Koronavirüsle mücadelenin en önemli aşamalarından birine ocak ayında başlandı.
Aşıların ülkemize gelmesiyle birlikte acil kullanılmalı kararının ardından Sağlık Bakanı Fahrettin Koca'nın ilk aşıyı vurulmasıyla yaklaşık 16 milyon kişi aşılandı. Aşılama halen Kovid-19 aşı ulusal uygulama stratejisine göre ilerliyor.
Doktorlarımızın açıklamalarına göre bilmediğimiz bir mikropla savaştık. Halen de savaşmaya devam ediyoruz.
Testleri pozitif çıkanlar, dünyanın sonu geldiğini zannetti. 
Kimimiz semptomları hafif hissetti ve evde, bakanlığın gönderdiği ilaçları alarak tedavi gördü.
Kimiz daha ağır hissetti hastanede tedavi gördü. Çok ağır geçirenlerin yoğun bakımda tedavileri yapıldı.
Hastaneden mutlu sonla ayrılanlar olduğu gibi yaşam savaşını kaybedenler de oldu.
Çok yakınlarımı, arkadaşlarımı, sevdiklerimi ben de bu süreçte kaybettim.
Kaygılar arttı. 
Tek umudumuz bilim ve onunu geliştirdiği ve daha da geliştireceği aşı. Ona kurtarıcı gözüyle bakıyoruz.
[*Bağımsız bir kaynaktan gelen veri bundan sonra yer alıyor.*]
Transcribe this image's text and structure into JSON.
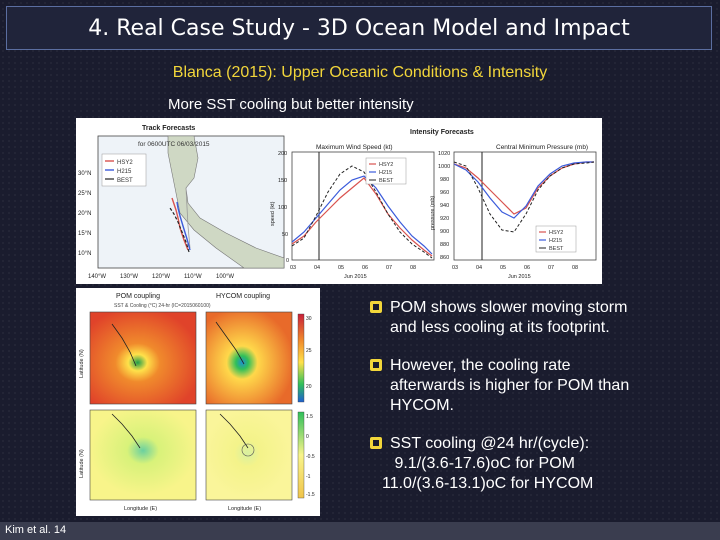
{
  "slide": {
    "title": "4. Real Case Study - 3D Ocean Model and Impact",
    "subtitle": "Blanca (2015): Upper Oceanic Conditions & Intensity",
    "caption": "More SST cooling but better intensity",
    "footer": "Kim et al. 14"
  },
  "figure_top": {
    "track_title": "Track Forecasts",
    "track_subtitle": "for 0600UTC 06/03/2015",
    "intensity_title": "Intensity Forecasts",
    "wind_title": "Maximum Wind Speed (kt)",
    "pressure_title": "Central Minimum Pressure (mb)",
    "lat_ticks": [
      "30°N",
      "25°N",
      "20°N",
      "15°N",
      "10°N"
    ],
    "lon_ticks": [
      "140°W",
      "130°W",
      "120°W",
      "110°W",
      "100°W"
    ],
    "wind_yticks": [
      "200",
      "150",
      "100",
      "50",
      "0"
    ],
    "wind_ylabel": "speed (kt)",
    "pres_yticks": [
      "1020",
      "1000",
      "980",
      "960",
      "940",
      "920",
      "900",
      "880",
      "860"
    ],
    "pres_ylabel": "pressure (mb)",
    "date_ticks": [
      "03",
      "04",
      "05",
      "06",
      "07",
      "08"
    ],
    "date_axis_label": "Jun 2015",
    "legend": [
      "HSY2",
      "H215",
      "BEST"
    ],
    "legend_pres": [
      "HSY2",
      "H215",
      "BEST"
    ]
  },
  "figure_bottom": {
    "pom_title": "POM coupling",
    "hycom_title": "HYCOM coupling",
    "header": "SST & Cooling (°C) 24-hr (IC=2015060100)",
    "ylabel": "Latitude (N)",
    "xlabel": "Longitude (E)",
    "colorbar_top": [
      "30",
      "25",
      "20"
    ],
    "colorbar_bottom": [
      "1.5",
      "0",
      "-0.5",
      "-1",
      "-1.5"
    ]
  },
  "bullets": [
    {
      "lines": [
        "POM shows slower moving storm",
        "and less cooling at its footprint."
      ]
    },
    {
      "lines": [
        "However, the cooling rate",
        "afterwards is higher for POM than",
        "HYCOM."
      ]
    },
    {
      "lines": [
        "SST cooling @24 hr/(cycle):",
        " 9.1/(3.6-17.6)oC for POM",
        "11.0/(3.6-13.1)oC for HYCOM"
      ]
    }
  ],
  "colors": {
    "background": "#1a1c2e",
    "subtitle": "#f2d63a",
    "bullet": "#f2d63a",
    "series_hsy2": "#d9534f",
    "series_h215": "#3b5bdb",
    "series_best": "#222222"
  }
}
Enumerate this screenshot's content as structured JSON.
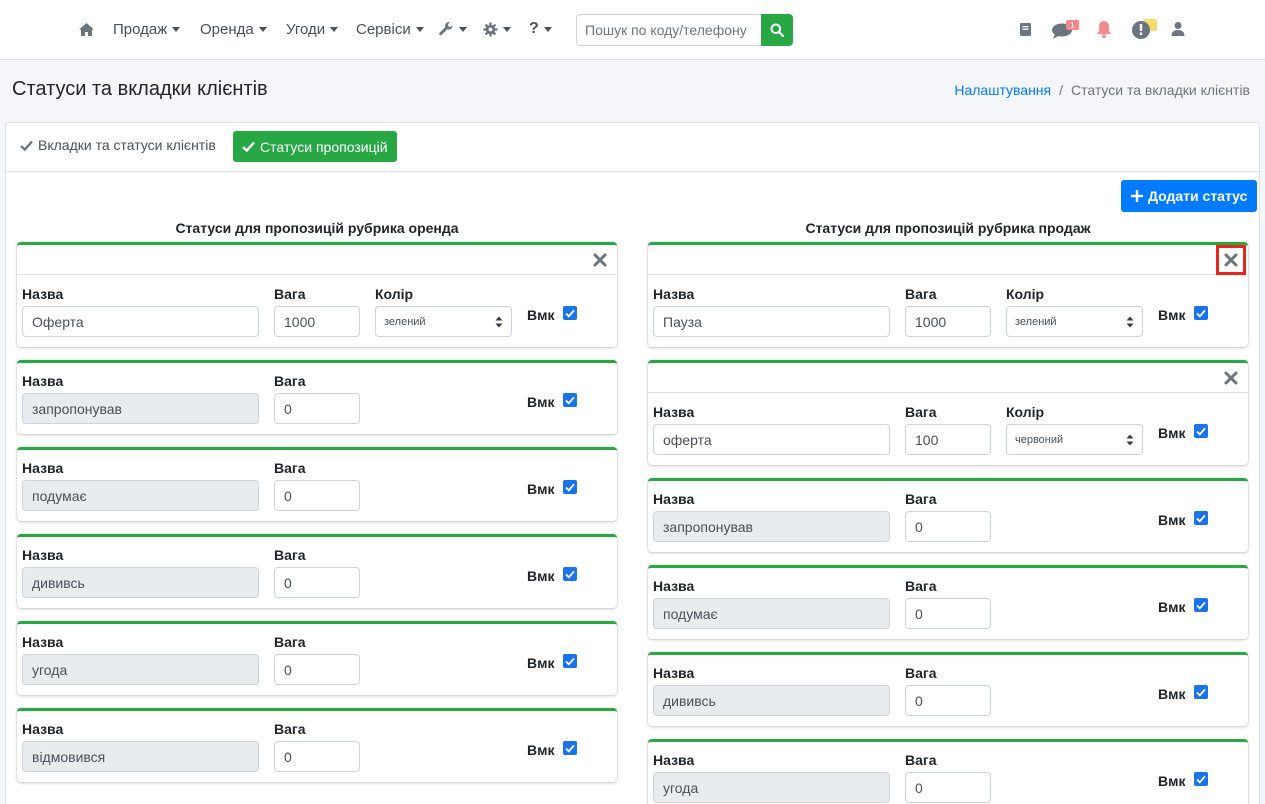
{
  "nav": {
    "items": [
      {
        "label": "Продаж",
        "dropdown": true
      },
      {
        "label": "Оренда",
        "dropdown": true
      },
      {
        "label": "Угоди",
        "dropdown": true
      },
      {
        "label": "Сервіси",
        "dropdown": true
      }
    ],
    "icons": [
      "home-icon",
      "wrench-icon",
      "gear-icon",
      "question-icon",
      "book-icon",
      "comments-icon",
      "bell-icon",
      "alert-icon",
      "user-icon"
    ],
    "search_placeholder": "Пошук по коду/телефону",
    "question_label": "?"
  },
  "page": {
    "title": "Статуси та вкладки клієнтів",
    "breadcrumb": [
      "Налаштування",
      "Статуси та вкладки клієнтів"
    ],
    "breadcrumb_sep": "/"
  },
  "tabs": {
    "clients": "Вкладки та статуси клієнтів",
    "proposals": "Статуси пропозицій"
  },
  "add_button": "Додати статус",
  "labels": {
    "name": "Назва",
    "weight": "Вага",
    "color": "Колір",
    "enabled": "Вмк"
  },
  "columns": [
    {
      "title": "Статуси для пропозицій рубрика оренда",
      "statuses": [
        {
          "name": "Оферта",
          "weight": "1000",
          "color": "зелений",
          "enabled": true,
          "editable": true
        },
        {
          "name": "запропонував",
          "weight": "0",
          "enabled": true,
          "editable": false
        },
        {
          "name": "подумає",
          "weight": "0",
          "enabled": true,
          "editable": false
        },
        {
          "name": "дививсь",
          "weight": "0",
          "enabled": true,
          "editable": false
        },
        {
          "name": "угода",
          "weight": "0",
          "enabled": true,
          "editable": false
        },
        {
          "name": "відмовився",
          "weight": "0",
          "enabled": true,
          "editable": false
        }
      ]
    },
    {
      "title": "Статуси для пропозицій рубрика продаж",
      "statuses": [
        {
          "name": "Пауза",
          "weight": "1000",
          "color": "зелений",
          "enabled": true,
          "editable": true
        },
        {
          "name": "оферта",
          "weight": "100",
          "color": "червоний",
          "enabled": true,
          "editable": true
        },
        {
          "name": "запропонував",
          "weight": "0",
          "enabled": true,
          "editable": false
        },
        {
          "name": "подумає",
          "weight": "0",
          "enabled": true,
          "editable": false
        },
        {
          "name": "дививсь",
          "weight": "0",
          "enabled": true,
          "editable": false
        },
        {
          "name": "угода",
          "weight": "0",
          "enabled": true,
          "editable": false
        }
      ]
    }
  ],
  "colors": {
    "accent_green": "#28a745",
    "primary_blue": "#007bff",
    "highlight_red": "#e8261b",
    "checkbox_blue": "#1a73e8"
  }
}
Birtakım aksaklıklar yaşansa da, belli yaş grubunun aşılanması bitti. Hatta ikinci doz aşılarını oldular.
Kiminle konuşsam konu hemen kovide geliyor. Ne zaman bitecek. Sen doktorlarla çok sık görüşüyorsun. Bilirsin. Diyorlar. İnanın doktorlar da bilmediği bir mikropla karşılaştıklarını dile giriyorlar. Sağlıkçıların ve bu işle uğraşan bilim adamlarının da kesin şu gün, şu saat olarak net bir şey söyleme durumları yok. Onların da, bilmiyoruz. Bizim ön görümüz tahmini aşıların tamamlanmasıyla azalacaktır.. Ama… diyerek kesin ve net konuşamadıklarını gözlemliyorum.
Sonra yine sorular.. sorular…
Ne zaman bitecek. Biter mi.. Aşıların etkisi ne kadar.. Vücut  antikor üretti. Ne kadar faydalı bize, etki olur mu.. Olmaz mı.. derken
alsana mutant virüs çocuklara da bulaşmaya başladı. Ne yapacağız eyvah konuşmalarındaki endişe, kaygı, yapılacak bir şey yok.
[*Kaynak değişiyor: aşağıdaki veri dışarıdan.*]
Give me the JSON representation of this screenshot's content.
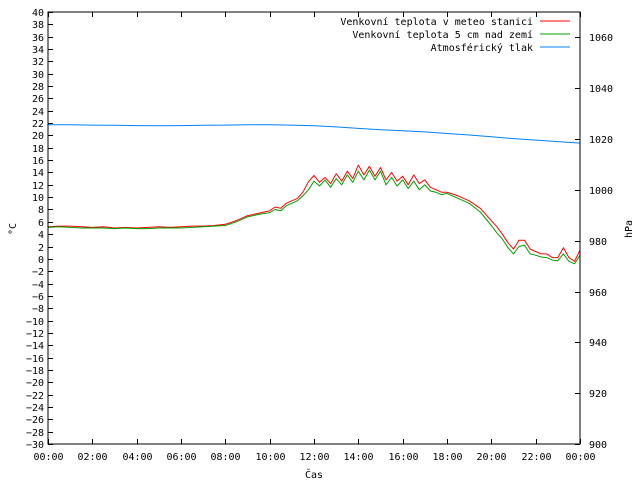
{
  "chart_data": {
    "type": "line",
    "title": "",
    "xlabel": "Čas",
    "ylabel": "°C",
    "y2label": "hPa",
    "xlim": [
      0,
      24
    ],
    "ylim": [
      -30,
      40
    ],
    "y2lim": [
      900,
      1070
    ],
    "x_tick_labels": [
      "00:00",
      "02:00",
      "04:00",
      "06:00",
      "08:00",
      "10:00",
      "12:00",
      "14:00",
      "16:00",
      "18:00",
      "20:00",
      "22:00",
      "00:00"
    ],
    "y_ticks": [
      40,
      38,
      36,
      34,
      32,
      30,
      28,
      26,
      24,
      22,
      20,
      18,
      16,
      14,
      12,
      10,
      8,
      6,
      4,
      2,
      0,
      -2,
      -4,
      -6,
      -8,
      -10,
      -12,
      -14,
      -16,
      -18,
      -20,
      -22,
      -24,
      -26,
      -28,
      -30
    ],
    "y2_ticks": [
      900,
      920,
      940,
      960,
      980,
      1000,
      1020,
      1040,
      1060
    ],
    "grid": false,
    "legend": "top-right",
    "series": [
      {
        "name": "Venkovní teplota v meteo stanici",
        "axis": "y",
        "color": "#ff0000",
        "x": [
          0,
          0.5,
          1,
          1.5,
          2,
          2.5,
          3,
          3.5,
          4,
          4.5,
          5,
          5.5,
          6,
          6.5,
          7,
          7.5,
          8,
          8.5,
          9,
          9.5,
          10,
          10.25,
          10.5,
          10.75,
          11,
          11.25,
          11.5,
          11.75,
          12,
          12.25,
          12.5,
          12.75,
          13,
          13.25,
          13.5,
          13.75,
          14,
          14.25,
          14.5,
          14.75,
          15,
          15.25,
          15.5,
          15.75,
          16,
          16.25,
          16.5,
          16.75,
          17,
          17.25,
          17.5,
          17.75,
          18,
          18.5,
          19,
          19.5,
          20,
          20.25,
          20.5,
          20.75,
          21,
          21.25,
          21.5,
          21.75,
          22,
          22.25,
          22.5,
          22.75,
          23,
          23.25,
          23.5,
          23.75,
          24
        ],
        "values": [
          5.2,
          5.3,
          5.3,
          5.2,
          5.1,
          5.2,
          5.0,
          5.1,
          5.0,
          5.1,
          5.2,
          5.1,
          5.2,
          5.3,
          5.3,
          5.4,
          5.6,
          6.2,
          7.0,
          7.4,
          7.8,
          8.4,
          8.2,
          9.0,
          9.4,
          9.8,
          10.8,
          12.5,
          13.5,
          12.4,
          13.2,
          12.2,
          13.8,
          12.6,
          14.2,
          13.0,
          15.2,
          13.6,
          15.0,
          13.4,
          14.8,
          12.8,
          14.0,
          12.6,
          13.4,
          12.0,
          13.6,
          12.2,
          12.8,
          11.6,
          11.2,
          10.8,
          10.8,
          10.2,
          9.4,
          8.2,
          6.2,
          5.2,
          4.0,
          2.6,
          1.6,
          3.0,
          3.0,
          1.6,
          1.2,
          0.8,
          0.8,
          0.2,
          0.2,
          1.8,
          0.2,
          -0.4,
          1.4
        ]
      },
      {
        "name": "Venkovní teplota 5 cm nad zemí",
        "axis": "y",
        "color": "#00a000",
        "x": [
          0,
          0.5,
          1,
          1.5,
          2,
          2.5,
          3,
          3.5,
          4,
          4.5,
          5,
          5.5,
          6,
          6.5,
          7,
          7.5,
          8,
          8.5,
          9,
          9.5,
          10,
          10.25,
          10.5,
          10.75,
          11,
          11.25,
          11.5,
          11.75,
          12,
          12.25,
          12.5,
          12.75,
          13,
          13.25,
          13.5,
          13.75,
          14,
          14.25,
          14.5,
          14.75,
          15,
          15.25,
          15.5,
          15.75,
          16,
          16.25,
          16.5,
          16.75,
          17,
          17.25,
          17.5,
          17.75,
          18,
          18.5,
          19,
          19.5,
          20,
          20.25,
          20.5,
          20.75,
          21,
          21.25,
          21.5,
          21.75,
          22,
          22.25,
          22.5,
          22.75,
          23,
          23.25,
          23.5,
          23.75,
          24
        ],
        "values": [
          5.1,
          5.2,
          5.1,
          5.0,
          5.0,
          5.0,
          4.9,
          5.0,
          4.9,
          4.9,
          5.0,
          5.0,
          5.0,
          5.1,
          5.2,
          5.3,
          5.4,
          6.0,
          6.8,
          7.2,
          7.5,
          8.0,
          7.8,
          8.6,
          9.0,
          9.4,
          10.2,
          11.2,
          12.6,
          11.8,
          12.8,
          11.6,
          13.0,
          12.0,
          13.6,
          12.4,
          14.2,
          12.8,
          14.4,
          12.8,
          14.2,
          12.0,
          13.2,
          11.8,
          12.8,
          11.4,
          12.6,
          11.2,
          12.0,
          11.0,
          10.8,
          10.4,
          10.6,
          9.8,
          9.0,
          7.6,
          5.4,
          4.2,
          3.2,
          1.8,
          0.8,
          2.0,
          2.2,
          0.8,
          0.6,
          0.3,
          0.2,
          -0.2,
          -0.3,
          0.8,
          -0.4,
          -0.8,
          0.6
        ]
      },
      {
        "name": "Atmosférický tlak",
        "axis": "y2",
        "color": "#0080ff",
        "x": [
          0,
          1,
          2,
          3,
          4,
          5,
          6,
          7,
          8,
          9,
          10,
          11,
          12,
          13,
          14,
          15,
          16,
          17,
          18,
          19,
          20,
          21,
          22,
          23,
          24
        ],
        "values": [
          1025.6,
          1025.6,
          1025.5,
          1025.4,
          1025.3,
          1025.2,
          1025.3,
          1025.4,
          1025.5,
          1025.6,
          1025.6,
          1025.5,
          1025.2,
          1024.8,
          1024.2,
          1023.7,
          1023.3,
          1022.8,
          1022.2,
          1021.6,
          1020.9,
          1020.2,
          1019.6,
          1019.0,
          1018.4
        ]
      }
    ]
  }
}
Bu hastalığı kabul ederek birlikte yaşamayı kabul edeceğiz. Konuşmaları uzayıp gidiyor.
***
1 Nisan 2020 ülkemiz açısından acı bir gündü. O gün hocaların hocası dahiliye uzmanı Prof. Dr. Cemil Taşçıoğlu'nu bu menfur virüse kurban vermiştik. Taşçıoğlu Hoca kovitten hayatını kaybeden ilk hekimdi. Geçtiğimiz perşembe günü hocamızın nezdinde, Türkiye'nin dört bir yanında sağlık kurumlarımızda kaybettiğimiz tüm sağlık çalışanlarını andık. Emekleri çok büyük. Ruhları şad olsun.
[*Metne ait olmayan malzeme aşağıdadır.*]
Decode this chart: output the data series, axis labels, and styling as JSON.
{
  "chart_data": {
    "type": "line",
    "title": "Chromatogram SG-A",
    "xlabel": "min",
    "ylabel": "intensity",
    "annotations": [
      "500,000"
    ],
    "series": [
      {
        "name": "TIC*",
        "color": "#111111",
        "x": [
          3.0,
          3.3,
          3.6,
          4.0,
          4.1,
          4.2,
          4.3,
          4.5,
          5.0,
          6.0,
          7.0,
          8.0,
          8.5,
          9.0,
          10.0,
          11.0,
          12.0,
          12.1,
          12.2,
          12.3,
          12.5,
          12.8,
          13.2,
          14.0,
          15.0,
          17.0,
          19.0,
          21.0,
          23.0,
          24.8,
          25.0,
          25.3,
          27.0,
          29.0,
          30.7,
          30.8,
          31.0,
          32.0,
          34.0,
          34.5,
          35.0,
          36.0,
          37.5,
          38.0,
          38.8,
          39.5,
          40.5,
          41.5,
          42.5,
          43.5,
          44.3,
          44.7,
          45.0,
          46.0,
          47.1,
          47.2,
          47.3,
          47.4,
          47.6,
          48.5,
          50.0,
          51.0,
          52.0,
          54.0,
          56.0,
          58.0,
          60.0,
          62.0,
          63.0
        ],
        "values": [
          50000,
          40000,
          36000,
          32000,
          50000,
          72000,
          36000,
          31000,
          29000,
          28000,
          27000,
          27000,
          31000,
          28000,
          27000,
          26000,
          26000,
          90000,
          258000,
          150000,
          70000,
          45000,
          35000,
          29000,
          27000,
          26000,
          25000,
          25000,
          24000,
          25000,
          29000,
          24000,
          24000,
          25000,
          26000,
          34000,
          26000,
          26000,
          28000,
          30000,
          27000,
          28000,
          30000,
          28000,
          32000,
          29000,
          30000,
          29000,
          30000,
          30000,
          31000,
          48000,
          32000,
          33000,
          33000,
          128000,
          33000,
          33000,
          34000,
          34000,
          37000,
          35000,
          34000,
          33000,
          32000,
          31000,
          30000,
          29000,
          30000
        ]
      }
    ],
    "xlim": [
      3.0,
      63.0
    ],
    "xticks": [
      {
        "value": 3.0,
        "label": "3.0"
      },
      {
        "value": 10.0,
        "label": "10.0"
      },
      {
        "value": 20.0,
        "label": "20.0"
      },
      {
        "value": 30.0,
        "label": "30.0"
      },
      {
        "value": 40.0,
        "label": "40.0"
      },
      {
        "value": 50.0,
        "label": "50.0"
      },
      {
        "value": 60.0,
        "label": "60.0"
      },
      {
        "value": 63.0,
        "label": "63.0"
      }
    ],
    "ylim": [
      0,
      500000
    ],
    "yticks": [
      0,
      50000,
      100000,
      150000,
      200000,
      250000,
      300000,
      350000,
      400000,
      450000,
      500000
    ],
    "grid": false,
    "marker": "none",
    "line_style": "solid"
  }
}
Ayrıca Pandemi, sürecinde yaşama veda eden çok sevdiğim değerli büyüğüm tarihçi-yazar Muhiddin Nalbantoğlu ve hayatını kaybeden tüm eş, dost ve vatandaşlarımıza Allah'tan rahmet diliyorum. Cennet, mekanları olsun. 
Kovid'ten korunmak için altın kural; maske, hijyen ve sosyal mesafeyi unutmayalım.